No conflict of interest.
Dr David Krofcheck, Senior Lecturer in Physics, University of Auckland, comments:
“In its own form, this water could be dangerous to human health. But if there’s successful removal – maybe a second run-through the ALPS system that removes radioactive isotopes from water – then there’s hardly any risk at all from diluting this water and releasing it into the ocean again. I see very very minimal risk in that – get your Covid shot instead of worrying about this.
“But they do need to re-filter this water. It was originally hoped they would only have to do it once, but it looks like about 70 per cent of the water needs to be filtered again, according to the data I’m looking at from the Japanese TEPCO and the International Atomic Energy Agency.
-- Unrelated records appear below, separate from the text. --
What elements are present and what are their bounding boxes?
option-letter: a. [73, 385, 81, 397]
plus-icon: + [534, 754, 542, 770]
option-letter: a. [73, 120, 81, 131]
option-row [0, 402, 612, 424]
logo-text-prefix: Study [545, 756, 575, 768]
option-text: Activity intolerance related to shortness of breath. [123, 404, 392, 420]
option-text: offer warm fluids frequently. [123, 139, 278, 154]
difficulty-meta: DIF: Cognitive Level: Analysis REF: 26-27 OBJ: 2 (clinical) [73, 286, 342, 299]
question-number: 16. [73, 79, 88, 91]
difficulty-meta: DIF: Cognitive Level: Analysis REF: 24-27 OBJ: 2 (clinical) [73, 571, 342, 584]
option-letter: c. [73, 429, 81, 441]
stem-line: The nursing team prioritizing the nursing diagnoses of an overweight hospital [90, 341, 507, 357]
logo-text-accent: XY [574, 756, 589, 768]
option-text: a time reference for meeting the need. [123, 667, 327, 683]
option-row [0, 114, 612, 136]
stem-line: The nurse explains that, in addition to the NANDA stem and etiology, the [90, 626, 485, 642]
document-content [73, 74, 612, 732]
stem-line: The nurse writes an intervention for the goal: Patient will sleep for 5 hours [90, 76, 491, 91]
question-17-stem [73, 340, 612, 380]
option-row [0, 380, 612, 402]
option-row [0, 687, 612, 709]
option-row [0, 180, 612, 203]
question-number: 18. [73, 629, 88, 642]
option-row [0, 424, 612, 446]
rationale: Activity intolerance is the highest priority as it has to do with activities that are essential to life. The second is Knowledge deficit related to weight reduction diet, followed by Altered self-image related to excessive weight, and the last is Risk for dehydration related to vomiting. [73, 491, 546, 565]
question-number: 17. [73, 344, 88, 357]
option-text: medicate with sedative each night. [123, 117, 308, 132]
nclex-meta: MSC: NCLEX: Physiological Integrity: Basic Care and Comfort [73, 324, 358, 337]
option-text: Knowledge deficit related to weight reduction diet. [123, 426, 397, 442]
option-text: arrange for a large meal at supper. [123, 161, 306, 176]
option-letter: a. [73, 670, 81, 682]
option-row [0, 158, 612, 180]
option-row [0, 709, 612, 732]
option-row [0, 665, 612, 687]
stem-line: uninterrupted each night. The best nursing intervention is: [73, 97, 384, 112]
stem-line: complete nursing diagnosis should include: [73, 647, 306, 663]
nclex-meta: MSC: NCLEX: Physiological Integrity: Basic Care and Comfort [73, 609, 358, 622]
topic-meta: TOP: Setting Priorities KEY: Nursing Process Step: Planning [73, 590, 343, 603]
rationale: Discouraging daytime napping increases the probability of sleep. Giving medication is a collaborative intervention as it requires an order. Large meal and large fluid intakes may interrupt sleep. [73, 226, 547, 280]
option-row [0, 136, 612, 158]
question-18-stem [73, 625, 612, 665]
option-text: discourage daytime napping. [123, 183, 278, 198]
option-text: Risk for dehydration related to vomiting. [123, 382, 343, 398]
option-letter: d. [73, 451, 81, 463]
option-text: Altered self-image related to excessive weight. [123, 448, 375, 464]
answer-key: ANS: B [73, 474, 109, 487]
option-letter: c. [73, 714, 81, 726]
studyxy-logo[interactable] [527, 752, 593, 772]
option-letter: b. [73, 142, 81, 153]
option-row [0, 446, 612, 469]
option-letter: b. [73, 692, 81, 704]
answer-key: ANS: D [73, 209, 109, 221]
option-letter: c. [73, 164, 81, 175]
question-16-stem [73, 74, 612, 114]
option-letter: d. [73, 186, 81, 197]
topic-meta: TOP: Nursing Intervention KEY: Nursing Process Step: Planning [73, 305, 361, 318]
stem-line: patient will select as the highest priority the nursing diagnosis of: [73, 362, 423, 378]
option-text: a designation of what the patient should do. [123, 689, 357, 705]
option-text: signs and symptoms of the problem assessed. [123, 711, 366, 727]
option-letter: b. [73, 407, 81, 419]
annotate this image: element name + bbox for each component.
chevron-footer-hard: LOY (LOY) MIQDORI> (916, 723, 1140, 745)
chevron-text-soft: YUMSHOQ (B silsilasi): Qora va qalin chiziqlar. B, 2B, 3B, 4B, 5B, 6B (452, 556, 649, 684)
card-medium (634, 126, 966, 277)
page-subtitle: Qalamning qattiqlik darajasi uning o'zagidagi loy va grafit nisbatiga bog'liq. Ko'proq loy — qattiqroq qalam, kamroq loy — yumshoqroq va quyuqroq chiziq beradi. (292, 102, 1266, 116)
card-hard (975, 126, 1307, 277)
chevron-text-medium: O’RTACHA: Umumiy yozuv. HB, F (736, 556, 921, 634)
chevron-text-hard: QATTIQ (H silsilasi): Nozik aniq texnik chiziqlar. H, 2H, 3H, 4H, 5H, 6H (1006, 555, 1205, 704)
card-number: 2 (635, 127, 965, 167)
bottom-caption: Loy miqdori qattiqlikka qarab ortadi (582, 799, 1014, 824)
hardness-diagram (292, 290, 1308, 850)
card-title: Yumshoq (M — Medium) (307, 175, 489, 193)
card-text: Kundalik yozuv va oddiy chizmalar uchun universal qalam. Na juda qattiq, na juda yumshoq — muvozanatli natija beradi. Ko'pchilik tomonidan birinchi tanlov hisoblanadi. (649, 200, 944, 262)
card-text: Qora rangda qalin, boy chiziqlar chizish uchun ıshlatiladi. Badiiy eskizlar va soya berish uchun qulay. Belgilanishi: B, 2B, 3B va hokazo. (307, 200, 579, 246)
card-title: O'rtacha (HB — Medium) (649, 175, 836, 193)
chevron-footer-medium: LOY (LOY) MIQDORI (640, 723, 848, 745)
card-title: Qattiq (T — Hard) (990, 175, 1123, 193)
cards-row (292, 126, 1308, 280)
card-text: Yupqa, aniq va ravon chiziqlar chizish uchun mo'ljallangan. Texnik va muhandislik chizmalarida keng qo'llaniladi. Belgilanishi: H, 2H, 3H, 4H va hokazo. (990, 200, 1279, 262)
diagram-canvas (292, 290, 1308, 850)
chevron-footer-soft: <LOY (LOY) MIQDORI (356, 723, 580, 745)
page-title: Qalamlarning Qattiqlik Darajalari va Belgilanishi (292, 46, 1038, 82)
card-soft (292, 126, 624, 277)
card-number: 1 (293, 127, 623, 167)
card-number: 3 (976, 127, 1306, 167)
“That leaves the question about Carbon-14 brought up by Greenpeace. Carbon-14 is a very useful tool in science, it’s a radioactive form of carbon used to date ancient objects. But it comes from the atmosphere naturally, we’re bombarded by it daily and there’s gigatonnes of it already in the oceans. The Carbon-14 in the treated water is still a small amount compared to how much is already in the ocean, so I’m not worried about that. There are well-known technologies for removing Carbon-14 and that’s something Japan may or may not want to consider in the coming two years.”
No conflict of interest.
Our colleagues at the Australian Science Media Centre have also gathered expert reaction:
Associate Professor Nigel Marks is a researcher in the Discipline of Physics & Astronomy at Curtin University:
“The optics are terrible, but the Japanese government is actually doing the right thing in releasing treated wastewater from the Fukushima plant into the ocean. The stricken power plants still need to be cooled, generating an ever-increasing amount of water containing radioactive hydrogen, also known as tritium.
“Temporary storage tanks are bursting at the seams, and the radioactive water has to go somewhere. By diluting the tritium/water mixture with regular sea water, the level of radioactivity can be reduced to safe levels comparable to those associated with radiation from granite rocks, bore water, medical imaging, airline travel and certain types of food.”
Tony Irwin is a visiting lecturer at the Australian National University. He is also Chairman of the Engineers Australia Sydney Division Nuclear Engineering Panel:
“Tritium is found in atmospheric vapour, rainwater, seawater and tap water.
“Particularly all nuclear power plants produce tritium during operation and discharge it in accordance with international standards and regulatory limits. These include nuclear power plants in South Korea and China.
“Fukushima has around 900 TBq of tritium stored in tanks ( T = 10 power 12). Their regulatory concentration of tritium in seawater is 60,000 Bq/litre.
“For comparison, a twin reactor power station in France has an annual discharge limit of 80 TBq/year. In the UK, Heysham power station has an annual limit of 1,200 TBq/year and discharges about 390 TBq/year. Reprocessing plants discharge even more tritium, over 10,000 TBq/year . The stored water at Fukushima could be safely discharged over several years.
“The WHO drinking water standard is 10,000 Bq/litre, the standard in Australia is 76,000 Bq/litre. Tritium is a low level beta emitter low hazard, which decays to helium. The standard for just the release of groundwater at Fukushima is 1,500 Bq/litre – several times lower than drinking water standards. Adoption of very low limits gives people the impression that any amount of radiation is dangerous, whereas we safely live with radiation every day.
“As recommended by the IAEA, Japan could follow international practice and discharge this water over a period of years without harm to people or the environment.”